You also install dask-ec2
using pip:
$ pip install dask-ec2
You can also install dask-ec2
and its dependencies from the
conda-forge repository using
conda:
$ conda install dask-ec2 -c conda-forge
Note: dask-ec2
uses
boto3
to interact with
Amazon EC2. You can configure your AWS credentials using
Environment Variables
or Configuration Files.
The dask-ec2 up
command can be used to create and provision a cluster on Amazon EC2:
$ dask-ec2 up --help
Usage: dask-ec2 up [OPTIONS]
Options:
--keyname TEXT Keyname on EC2 console [required]
--keypair PATH Path to the keypair that matches the keyname
[required]
--name TEXT Tag name on EC2
--tags TEXT Additional EC2 tags. Comma separated K:V
pairs: K1:V1,K2:V2
--region-name TEXT AWS region [default: us-east-1]
--vpc-id TEXT EC2 VPC ID
--subnet-id TEXT EC2 Subnet ID on the VPC
--iaminstance-name TEXT IAM Instance Name
--ami TEXT EC2 AMI [default: ami-d05e75b8]
--username TEXT User to SSH to the AMI [default: ubuntu]
--type TEXT EC2 Instance Type [default: m3.2xlarge]
--count INTEGER Number of nodes [default: 4]
--security-group TEXT Security Group Name [default: dask-ec2-default]
--security-group-id TEXT Security Group ID (overwrites Security Group
Name)
--volume-type TEXT Root volume type [default: gp2]
--volume-size INTEGER Root volume size (GB) [default: 500]
--file PATH File to save the metadata [default:
cluster.yaml]
--provision / --no-provision Provision salt on the nodes [default: True]
--anaconda / --no-anaconda Bootstrap anaconda [default: True]
--dask / --no-dask Install Dask.Distributed in the cluster
[default: True]
--notebook / --no-notebook Start a Jupyter Notebook in the head node
[default: True]
--nprocs INTEGER Number of processes per worker [default: 1]

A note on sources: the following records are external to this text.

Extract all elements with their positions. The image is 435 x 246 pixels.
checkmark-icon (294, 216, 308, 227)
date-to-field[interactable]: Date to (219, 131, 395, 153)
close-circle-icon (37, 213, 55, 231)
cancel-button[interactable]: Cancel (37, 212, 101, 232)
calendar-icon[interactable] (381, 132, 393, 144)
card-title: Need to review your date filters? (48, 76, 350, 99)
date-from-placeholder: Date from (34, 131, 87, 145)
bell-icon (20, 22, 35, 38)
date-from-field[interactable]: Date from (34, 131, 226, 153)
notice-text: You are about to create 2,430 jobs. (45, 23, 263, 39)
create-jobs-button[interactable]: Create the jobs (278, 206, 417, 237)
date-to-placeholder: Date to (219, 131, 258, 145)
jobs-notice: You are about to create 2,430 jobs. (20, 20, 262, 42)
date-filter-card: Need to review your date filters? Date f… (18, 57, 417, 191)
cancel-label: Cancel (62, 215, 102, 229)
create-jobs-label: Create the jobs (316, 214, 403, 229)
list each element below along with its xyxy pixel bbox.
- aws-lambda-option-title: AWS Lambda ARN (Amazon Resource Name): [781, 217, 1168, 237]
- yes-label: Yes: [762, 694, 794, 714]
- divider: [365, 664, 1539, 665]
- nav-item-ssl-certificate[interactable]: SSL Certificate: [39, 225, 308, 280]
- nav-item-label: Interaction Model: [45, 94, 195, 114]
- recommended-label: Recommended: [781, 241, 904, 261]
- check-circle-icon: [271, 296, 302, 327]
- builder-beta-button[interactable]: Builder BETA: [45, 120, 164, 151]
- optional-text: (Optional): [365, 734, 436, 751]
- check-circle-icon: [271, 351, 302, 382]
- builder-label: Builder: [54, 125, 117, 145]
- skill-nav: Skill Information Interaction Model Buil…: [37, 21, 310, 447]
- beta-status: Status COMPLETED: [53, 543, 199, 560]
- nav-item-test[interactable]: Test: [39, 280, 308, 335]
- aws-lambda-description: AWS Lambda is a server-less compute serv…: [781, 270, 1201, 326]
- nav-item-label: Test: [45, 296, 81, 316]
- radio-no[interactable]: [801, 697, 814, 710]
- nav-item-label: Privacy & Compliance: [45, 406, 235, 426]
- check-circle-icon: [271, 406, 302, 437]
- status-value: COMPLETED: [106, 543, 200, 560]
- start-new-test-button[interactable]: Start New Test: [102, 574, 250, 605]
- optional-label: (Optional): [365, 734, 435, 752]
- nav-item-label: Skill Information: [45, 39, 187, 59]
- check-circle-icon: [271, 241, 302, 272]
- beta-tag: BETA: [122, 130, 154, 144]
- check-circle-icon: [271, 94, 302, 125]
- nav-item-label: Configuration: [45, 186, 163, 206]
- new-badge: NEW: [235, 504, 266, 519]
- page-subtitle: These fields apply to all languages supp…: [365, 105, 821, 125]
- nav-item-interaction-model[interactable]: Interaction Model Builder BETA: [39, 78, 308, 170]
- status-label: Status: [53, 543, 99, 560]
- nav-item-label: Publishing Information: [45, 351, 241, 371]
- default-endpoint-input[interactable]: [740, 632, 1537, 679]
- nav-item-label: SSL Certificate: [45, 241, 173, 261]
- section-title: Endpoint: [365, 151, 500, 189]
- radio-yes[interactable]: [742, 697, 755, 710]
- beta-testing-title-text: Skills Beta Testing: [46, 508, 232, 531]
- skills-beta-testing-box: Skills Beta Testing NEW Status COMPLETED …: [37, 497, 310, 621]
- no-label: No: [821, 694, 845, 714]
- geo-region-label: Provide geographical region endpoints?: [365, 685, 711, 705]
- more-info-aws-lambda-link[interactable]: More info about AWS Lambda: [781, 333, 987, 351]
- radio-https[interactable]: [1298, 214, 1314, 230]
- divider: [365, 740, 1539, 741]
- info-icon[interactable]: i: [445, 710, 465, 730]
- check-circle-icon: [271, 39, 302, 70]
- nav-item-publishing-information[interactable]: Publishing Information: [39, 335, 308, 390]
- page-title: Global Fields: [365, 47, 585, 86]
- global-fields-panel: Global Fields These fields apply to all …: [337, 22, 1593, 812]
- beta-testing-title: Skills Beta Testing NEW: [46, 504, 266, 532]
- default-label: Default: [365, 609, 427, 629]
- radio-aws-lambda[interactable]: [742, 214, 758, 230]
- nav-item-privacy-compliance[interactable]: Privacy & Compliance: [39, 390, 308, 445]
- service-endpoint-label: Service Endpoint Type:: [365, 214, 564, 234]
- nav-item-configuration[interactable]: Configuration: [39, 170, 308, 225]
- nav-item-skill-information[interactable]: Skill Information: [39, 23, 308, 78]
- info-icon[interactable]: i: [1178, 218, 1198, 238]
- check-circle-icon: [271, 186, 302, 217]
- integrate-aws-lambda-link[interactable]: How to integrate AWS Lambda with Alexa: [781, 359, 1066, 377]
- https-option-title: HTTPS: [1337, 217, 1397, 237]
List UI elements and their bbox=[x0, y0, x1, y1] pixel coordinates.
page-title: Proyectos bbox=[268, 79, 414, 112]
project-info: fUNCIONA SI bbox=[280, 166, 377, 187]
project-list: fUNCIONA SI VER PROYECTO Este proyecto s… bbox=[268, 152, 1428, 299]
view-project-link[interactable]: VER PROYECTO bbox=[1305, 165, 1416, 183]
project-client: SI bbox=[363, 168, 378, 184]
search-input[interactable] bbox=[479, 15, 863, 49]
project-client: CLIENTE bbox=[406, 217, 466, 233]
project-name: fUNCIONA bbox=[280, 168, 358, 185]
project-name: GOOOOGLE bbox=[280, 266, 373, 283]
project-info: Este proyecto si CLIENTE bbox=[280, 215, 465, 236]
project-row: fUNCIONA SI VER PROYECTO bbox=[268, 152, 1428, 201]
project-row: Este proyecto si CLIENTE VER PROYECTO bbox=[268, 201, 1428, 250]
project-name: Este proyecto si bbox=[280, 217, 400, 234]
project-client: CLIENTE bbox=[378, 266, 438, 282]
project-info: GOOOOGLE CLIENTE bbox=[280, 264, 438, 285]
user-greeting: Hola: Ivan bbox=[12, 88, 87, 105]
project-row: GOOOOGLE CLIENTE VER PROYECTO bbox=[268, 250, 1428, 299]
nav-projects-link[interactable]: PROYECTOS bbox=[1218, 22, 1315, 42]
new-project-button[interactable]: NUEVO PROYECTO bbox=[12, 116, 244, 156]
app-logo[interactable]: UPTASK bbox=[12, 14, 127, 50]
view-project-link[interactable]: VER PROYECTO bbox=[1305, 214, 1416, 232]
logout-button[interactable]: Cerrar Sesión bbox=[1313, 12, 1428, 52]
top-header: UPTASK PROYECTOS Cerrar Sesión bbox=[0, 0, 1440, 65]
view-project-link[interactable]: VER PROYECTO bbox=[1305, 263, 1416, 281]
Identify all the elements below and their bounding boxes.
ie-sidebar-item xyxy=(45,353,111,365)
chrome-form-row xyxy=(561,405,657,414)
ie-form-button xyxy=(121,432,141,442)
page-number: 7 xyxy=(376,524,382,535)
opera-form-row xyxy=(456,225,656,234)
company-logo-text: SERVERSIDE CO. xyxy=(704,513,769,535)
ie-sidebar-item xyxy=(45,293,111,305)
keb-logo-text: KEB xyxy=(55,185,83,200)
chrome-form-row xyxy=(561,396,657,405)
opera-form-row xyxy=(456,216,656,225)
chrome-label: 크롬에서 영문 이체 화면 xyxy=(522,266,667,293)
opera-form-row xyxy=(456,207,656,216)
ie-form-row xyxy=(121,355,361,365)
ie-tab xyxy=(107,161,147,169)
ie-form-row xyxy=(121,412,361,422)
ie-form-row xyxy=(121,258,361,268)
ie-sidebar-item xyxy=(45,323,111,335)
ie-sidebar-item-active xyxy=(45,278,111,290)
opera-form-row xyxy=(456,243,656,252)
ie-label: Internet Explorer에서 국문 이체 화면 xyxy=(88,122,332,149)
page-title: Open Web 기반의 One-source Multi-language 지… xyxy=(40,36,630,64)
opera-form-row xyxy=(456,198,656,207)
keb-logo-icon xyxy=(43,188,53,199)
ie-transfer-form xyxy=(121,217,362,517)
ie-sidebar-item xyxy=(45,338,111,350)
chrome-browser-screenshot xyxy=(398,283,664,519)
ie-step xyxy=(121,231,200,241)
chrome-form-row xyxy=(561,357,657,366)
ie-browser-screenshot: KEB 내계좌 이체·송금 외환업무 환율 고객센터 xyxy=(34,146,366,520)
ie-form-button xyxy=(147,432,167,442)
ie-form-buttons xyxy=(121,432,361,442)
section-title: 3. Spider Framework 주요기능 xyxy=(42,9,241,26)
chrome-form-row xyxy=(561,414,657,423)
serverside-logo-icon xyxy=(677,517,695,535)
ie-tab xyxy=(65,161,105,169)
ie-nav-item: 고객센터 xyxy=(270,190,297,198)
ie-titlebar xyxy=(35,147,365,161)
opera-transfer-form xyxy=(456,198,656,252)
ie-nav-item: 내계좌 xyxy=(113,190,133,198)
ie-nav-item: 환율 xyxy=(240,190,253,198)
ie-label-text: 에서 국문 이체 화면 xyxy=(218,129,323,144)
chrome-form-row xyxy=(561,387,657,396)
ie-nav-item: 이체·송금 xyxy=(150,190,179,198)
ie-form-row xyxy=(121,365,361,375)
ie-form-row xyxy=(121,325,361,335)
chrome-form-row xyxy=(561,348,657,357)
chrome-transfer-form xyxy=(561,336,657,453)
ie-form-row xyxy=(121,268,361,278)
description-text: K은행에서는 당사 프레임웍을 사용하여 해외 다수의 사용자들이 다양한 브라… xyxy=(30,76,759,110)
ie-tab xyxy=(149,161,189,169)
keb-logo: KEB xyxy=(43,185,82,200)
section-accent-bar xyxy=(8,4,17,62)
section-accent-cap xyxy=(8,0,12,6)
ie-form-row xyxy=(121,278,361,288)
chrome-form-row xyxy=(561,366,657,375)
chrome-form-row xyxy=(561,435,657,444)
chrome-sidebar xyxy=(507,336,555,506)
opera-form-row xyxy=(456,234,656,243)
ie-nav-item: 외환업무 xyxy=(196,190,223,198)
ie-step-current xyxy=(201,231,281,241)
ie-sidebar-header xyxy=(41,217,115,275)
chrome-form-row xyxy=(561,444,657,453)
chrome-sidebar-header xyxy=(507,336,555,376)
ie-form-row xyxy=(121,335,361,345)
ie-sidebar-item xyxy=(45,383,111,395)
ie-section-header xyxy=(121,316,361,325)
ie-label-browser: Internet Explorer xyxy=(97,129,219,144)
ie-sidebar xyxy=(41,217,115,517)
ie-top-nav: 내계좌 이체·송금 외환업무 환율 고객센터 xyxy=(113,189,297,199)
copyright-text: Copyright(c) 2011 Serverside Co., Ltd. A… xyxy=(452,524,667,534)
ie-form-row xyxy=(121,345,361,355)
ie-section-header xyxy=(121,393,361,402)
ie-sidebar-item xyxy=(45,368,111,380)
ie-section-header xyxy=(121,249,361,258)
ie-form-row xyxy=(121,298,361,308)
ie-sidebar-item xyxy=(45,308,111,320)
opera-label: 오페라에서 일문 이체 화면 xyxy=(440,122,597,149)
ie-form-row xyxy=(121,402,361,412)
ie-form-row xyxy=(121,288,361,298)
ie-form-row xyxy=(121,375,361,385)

--source / --no-source Install Dask/Distributed from git master
[default: False]
-h, --help Show this message and exit.
The minimal required arguments for the dask-ec2 up
command are:
$ dask-ec2 up --keyname my_aws_key --keypair ~/.ssh/my_aws_key.pem
This will create a cluster.yaml
in the directory that it was executed, and
this file is required to use the other commands in the CLI.
Once a cluster is running, the dask-ec2
command can be used to create or destroy
a cluster, ssh into nodes, or other functions:
$ dask-ec2
Usage: dask-ec2 [OPTIONS] COMMAND [ARGS]...
Options:
--version Show the version and exit.
-h, --help Show this message and exit.
Commands:
anaconda Provision anaconda
dask-distributed dask.distributed option
destroy Destroy cluster
notebook Provision the Jupyter notebook
provision Provision salt instances
ssh SSH to one of the node. 0-index
up Launch instances